Sentenced to Life on Fire Island

Two men walking on the prison grounds at Prison No. OE 256/5, or Pyatak, as it is known, located about 400 kilometers of Moscow in the Vologda region.
Igor Tabakov / MT

A view of the grounds of the prison, which is located on Ognenny Ostrov, or Fire Island, in the Novozero Lake. The prison was a monastery founded by an Orthodox priest who claimed to have seen "a column of fire" hit the island, but the Bolsheviks turned the place into a prison in 1917.
Igor Tabakov / MT

A guard patting down an inmate before he returns to his cell from his daily walk.
Igor Tabakov / MT

An inmate dressed in prison-issued stripes, looking out of his cell window as a cat looks on.
Igor Tabakov / MT

Inmate Vladimir Nikitin pictured in December 2004; his neck tattoo reads, "Cut here."
Igor Tabakov / MT

Inmates being served soup for lunch.
Igor Tabakov / MT

Two inmates taking their daily one-hour walk in separate, 2-by-2 meter metal enclosures that are attached to the building.
Igor Tabakov / MT

The plaque on the cell door of Vasily Dmitryevich Neverov, who was sentenced to death on April 11, 1991, for the murder of his mother and father.

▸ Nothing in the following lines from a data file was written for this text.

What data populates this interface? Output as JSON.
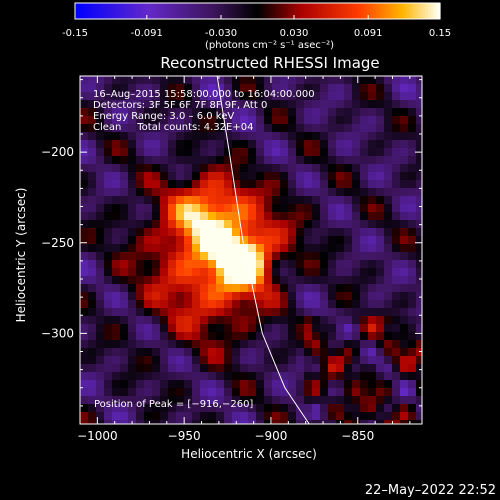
{
  "colorbar": {
    "tick_labels": [
      "-0.15",
      "-0.091",
      "-0.030",
      "0.030",
      "0.091",
      "0.15"
    ],
    "tick_values": [
      -0.15,
      -0.091,
      -0.03,
      0.03,
      0.091,
      0.15
    ],
    "range": [
      -0.15,
      0.15
    ],
    "units_text": "(photons cm⁻² s⁻¹ asec⁻²)",
    "colormap": "blue-purple-black-red-orange-yellow-white"
  },
  "chart_data": {
    "type": "heatmap",
    "title": "Reconstructed RHESSI Image",
    "xlabel": "Heliocentric X (arcsec)",
    "ylabel": "Heliocentric Y (arcsec)",
    "xlim": [
      -1010,
      -813
    ],
    "ylim": [
      -350,
      -158
    ],
    "xticks": [
      -1000,
      -950,
      -900,
      -850
    ],
    "xtick_labels": [
      "−1000",
      "−950",
      "−900",
      "−850"
    ],
    "yticks": [
      -200,
      -250,
      -300
    ],
    "ytick_labels": [
      "−200",
      "−250",
      "−300"
    ],
    "info_lines": [
      "16–Aug–2015 15:58:00.000 to 16:04:00.000",
      "Detectors: 3F 5F 6F 7F 8F 9F, Att 0",
      "Energy Range: 3.0 – 6.0 keV",
      "Clean     Total counts: 4.32E+04"
    ],
    "peak_label": "Position of Peak = [−916,−260]",
    "peak": [
      -916,
      -260
    ],
    "sources": [
      {
        "x": -916,
        "y": -260,
        "amp": 0.15,
        "sigma": 10
      },
      {
        "x": -935,
        "y": -233,
        "amp": 0.11,
        "sigma": 14
      },
      {
        "x": -945,
        "y": -255,
        "amp": 0.08,
        "sigma": 24
      },
      {
        "x": -930,
        "y": -280,
        "amp": 0.06,
        "sigma": 20
      },
      {
        "x": -905,
        "y": -245,
        "amp": 0.05,
        "sigma": 18
      }
    ],
    "limb_curve": [
      [
        -931,
        -158
      ],
      [
        -924,
        -200
      ],
      [
        -916,
        -250
      ],
      [
        -905,
        -300
      ],
      [
        -892,
        -330
      ],
      [
        -878,
        -350
      ]
    ]
  },
  "timestamp": "22–May–2022 22:52"
}
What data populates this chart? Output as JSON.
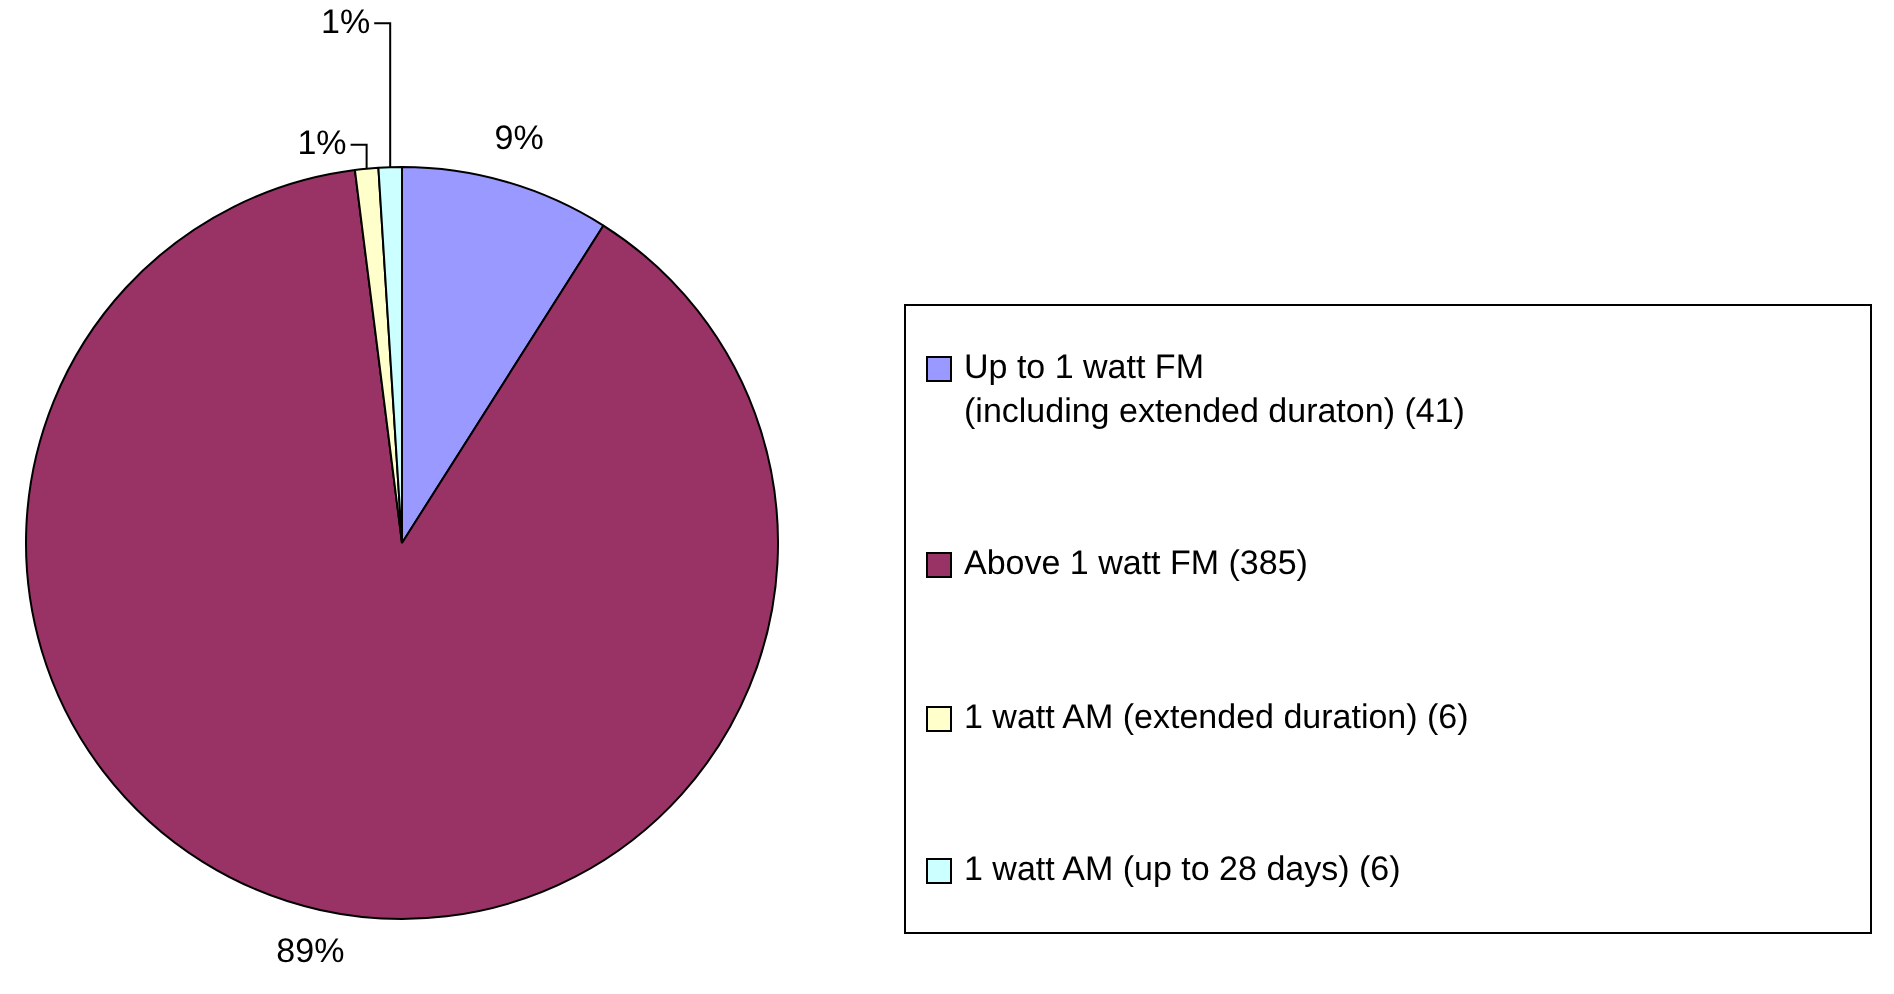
{
  "chart_data": {
    "type": "pie",
    "categories": [
      "Up to 1 watt FM\n(including extended duraton) (41)",
      "Above 1 watt FM (385)",
      "1 watt AM (extended duration) (6)",
      "1 watt AM (up to 28 days) (6)"
    ],
    "values": [
      9,
      89,
      1,
      1
    ],
    "colors": [
      "#9999ff",
      "#993366",
      "#ffffcc",
      "#ccffff"
    ],
    "value_labels": [
      "9%",
      "89%",
      "1%",
      "1%"
    ],
    "legend": "right"
  }
}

His sentence was commuted to life in prison on October 29, 1993.
Igor Tabakov / MT

The view of a cell corner where inmates bathe and go to the toilet.
Igor Tabakov / MT

A box for inmates' requests seen attached to the prison wall. Inmates at Pyatak claim that they are treated better than at other prisons in Russia, where beatings and humiliations at the hands of guards are commonplace.